The study presents the Pearson correlation coefficient of genetic differentiation with the corresponding altitude difference between the 15 Tibetan sheep populations. The study showed that the correlation between altitude and genetic differentiation increases with altitude, specifically for 10 populations (GJ, GD, TJ, MX, QK, QL, QH, GN, DM and LKZ), with r ranging from 0.089 to 0.584, and decreases for the remaining five populations (GB, HB, JZ, LZ and AW), with r from −0.512 to −0.011. This evidence based on the large-scale mtDNA D-loop sequences analysis of 15 Tibetan sheep populations indicates effects associated to climate or isolation of phylogeography on genetic differentiation. These results indicate an adaptive effect associated with altitude or geography, which coincides with previous studies [29, 42, 43, 62].

4.5. Population expansion of Tibetan sheep populations

The mismatch distribution analysis of the complete dataset, maternal lineages A, B, C, D, and 15 Tibetan sheep populations of the mtDNA D-loop, is presented [29]. Neutrality tests (Ewens-Watterson test, Chakraborty’s test, Tajima’s D test, Fu’s FS test) were used to detect population expansion [29]. The complete dataset of all Tibetan sheep populations had a significantly large negative Tajima’s D value and F_S value. This result shows two large and sudden expansions, consistent with a demographic model, as inferred from the mismatch distribution. The mismatch distribution of the complete dataset suggested that there were two major peaks with maximum values at 4 and 27 pairwise differences and two smaller peaks at 45 and 51 differences.
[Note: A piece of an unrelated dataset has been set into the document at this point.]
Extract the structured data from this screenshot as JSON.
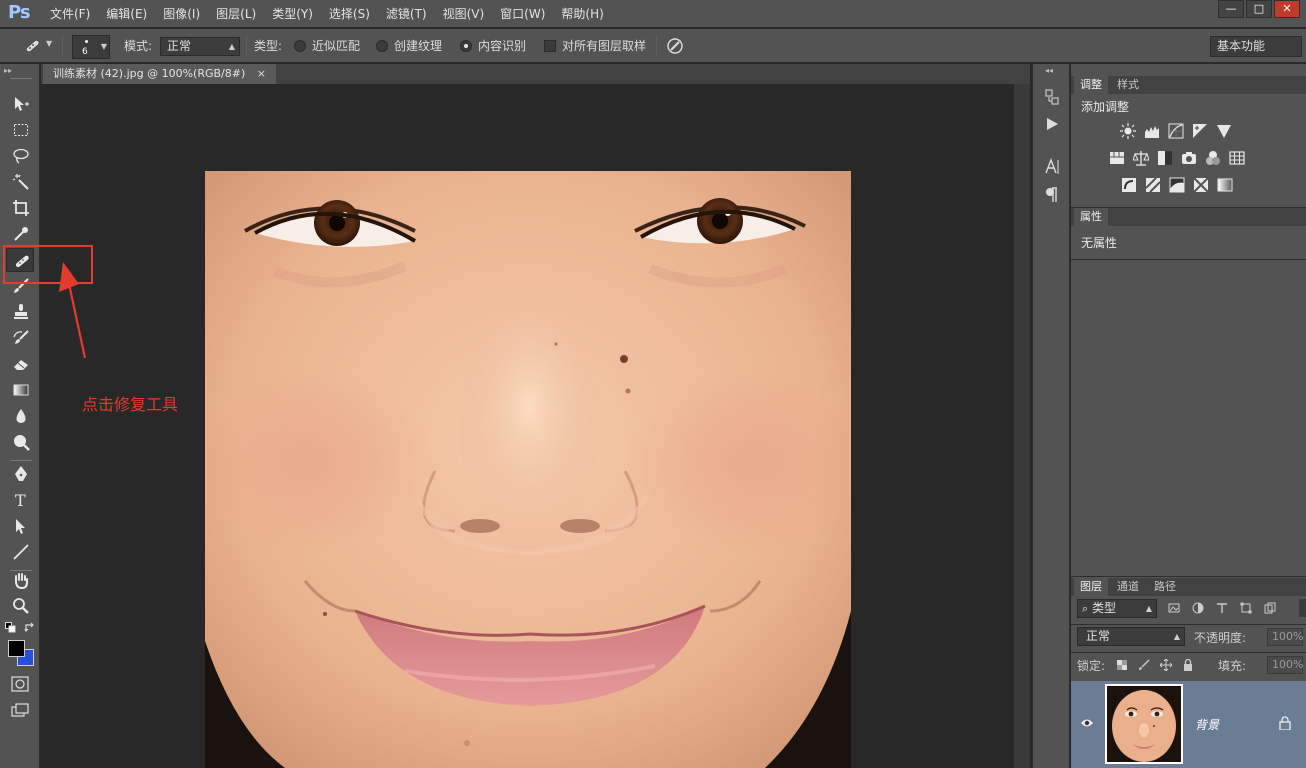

Based on the results, it could be implied that there are at least two expansion events occurred in the population demographic history of the Tibetan sheep, which live on the Qinghai-Tibetan Plateau. The mismatch distribution analysis revealed a unimodal bell-shaped distribution of the pairwise sequence differences in maternal lineages A, B and C. However, the distribution of maternal lineage D was a sambong function, duo to the geographic distribution patterns of species diversity. Mismatch analysis of maternal lineages A, B, and C suggested that it happened in the demographic history of Tibetan sheep populations that single population expansion events occurred before. Similar results were found in previous reports [42, 43].

4.6. Phylogenetic analysis of the Tibetan sheep populations

Phylogenetic analyses of complete mitogenomes showed a high resolution among wild sheep as well as among the major lineages of domestic sheep [62]. The complete mitogenomes of O. orientalis and O. musimon formed a monophyletic group that was incorporated within lineage B of domestic sheep. However, the analysis of full control region and D-loop fragments showed that O. orientalis is also closely related to other lineages of O. aries. This difference could be ascribed to the small number of O. musimon and O. orientalis complete mitogenomes available in this study.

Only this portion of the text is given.